The output of an auction includes both the winning ad and its price. These must both be handled carefully since they could be vectors for leaking interest group membership information. This probably involves some opaque object — either something like an opaque fetch response or a novel on-device opaque computation result — which can enter later auctions and can be used for rendering and reporting (see below), but cannot be inspected directly.
Rendering an Ad
Once the winning ad has been selected, it must be rendered in the browser. Per our privacy goals, we don’t want the surrounding web site to be able to learn what interest groups its visitors are in, even when one of those interest groups leads to the ad on the page.
This calls for a new type of web page composition, in which content from different sources can appear on the same page but be unable to leak information to each other even if both sources would be willing to do so. Both direct communication (like postMessage) and side-channels (like correlated network activity) are privacy risks.
This new composition model is a separable problem, with multiple plausible solutions for our needs and with potential applications other than ads. We will publish an independent explainer on this topic.
Reporting and Accounting
In addition to a winning ad appearing on the screen, the other outcome of this process is a bunch of logging. This is crucial for at least three reasons: (1) winning bids cause money to change hands, (2) the results of auctions are part of a feedback loop that can affect the bidding in future auctions, and (3) logs are part of after-the-fact compliance auditing and fraud prevention.
In TURTLEDOVE I assumed availability of an Aggregated Reporting API; the current design state is in the Multi-Browser Aggregation Service Explainer (in WICG now). The on-device bidding code, the auction code, and the rendered ad could all use this API to get aggregate statistics on outcomes.
If bidding and auctions run instead on a trusted server, then the details of how that server shares outcome information with the auction participants are important: event-level information would still compromise our privacy goals if it becomes possible for ad networks to associate specific web page visits with specific interest groups after the fact (issue). So some appropriately private aggregated reporting is still needed, even if a trusted server makes its implementation easier.

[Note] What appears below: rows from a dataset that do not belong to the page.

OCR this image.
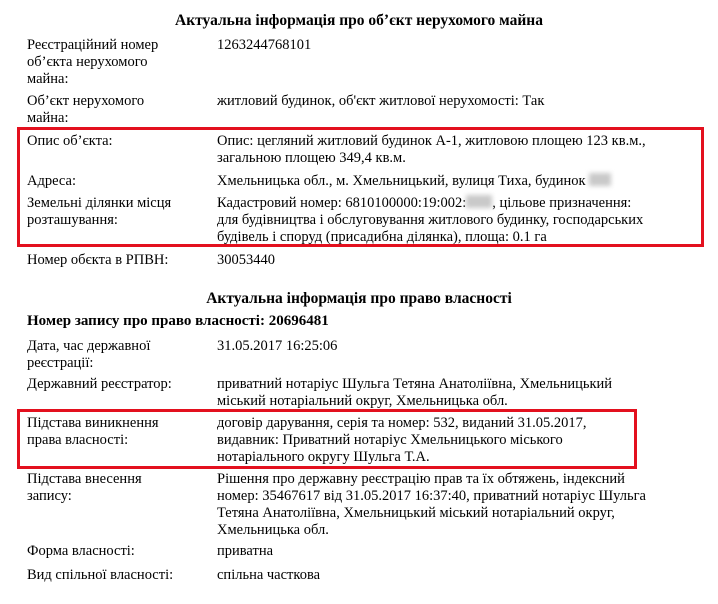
Актуальна інформація про об’єкт нерухомого майна
Реєстраційний номер
об’єкта нерухомого
майна:
1263244768101
Об’єкт нерухомого
майна:
житловий будинок, об'єкт житлової нерухомості: Так
Опис об’єкта:	Опис: цегляний житловий будинок А-1, житловою площею 123 кв.м.,
загальною площею 349,4 кв.м.
Адреса:	Хмельницька обл., м. Хмельницький, вулиця Тиха, будинок
Земельні ділянки місця
розташування:
Кадастровий номер: 6810100000:19:002: , цільове призначення:
для будівництва і обслуговування житлового будинку, господарських
будівель і споруд (присадибна ділянка), площа: 0.1 га
Номер обєкта в РПВН:	30053440
Актуальна інформація про право власності
Номер запису про право власності: 20696481
Дата, час державної
реєстрації:
31.05.2017 16:25:06
Державний реєстратор:	приватний нотаріус Шульга Тетяна Анатоліївна, Хмельницький
міський нотаріальний округ, Хмельницька обл.
Підстава виникнення
права власності:
договір дарування, серія та номер: 532, виданий 31.05.2017,
видавник: Приватний нотаріус Хмельницького міського
нотаріального округу Шульга Т.А.
Підстава внесення
запису:
Рішення про державну реєстрацію прав та їх обтяжень, індексний
номер: 35467617 від 31.05.2017 16:37:40, приватний нотаріус Шульга
Тетяна Анатоліївна, Хмельницький міський нотаріальний округ,
Хмельницька обл.
Форма власності:	приватна
Вид спільної власності:	спільна часткова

Key open questions here include:
- What design, implementation, and testing decisions lead to a system robust enough that the various parties in the ads ecosystem trust it to handle data that directly affects revenue.
- How close to real time we can provide privacy-preserving insight into time-sensitive aggregate questions like win rate and remaining budget.
- What provisions we can make to support auditing use cases, which today might include tracking down discrepancies in individual events.
Whew
Thank you for reading, and sorry that even this high-level overview is so long.
We would welcome opinions on how to move this work forward. At this point, the work spans documents in two personal Github repos and several WICG and Web Advertising BG repos. I think the best path would be to move TURTLEDOVE into WICG, encourage the SPARROW authors to move it to WICG also, and work together to combine the two into a consensus design. But I’m open to other modes of work as well.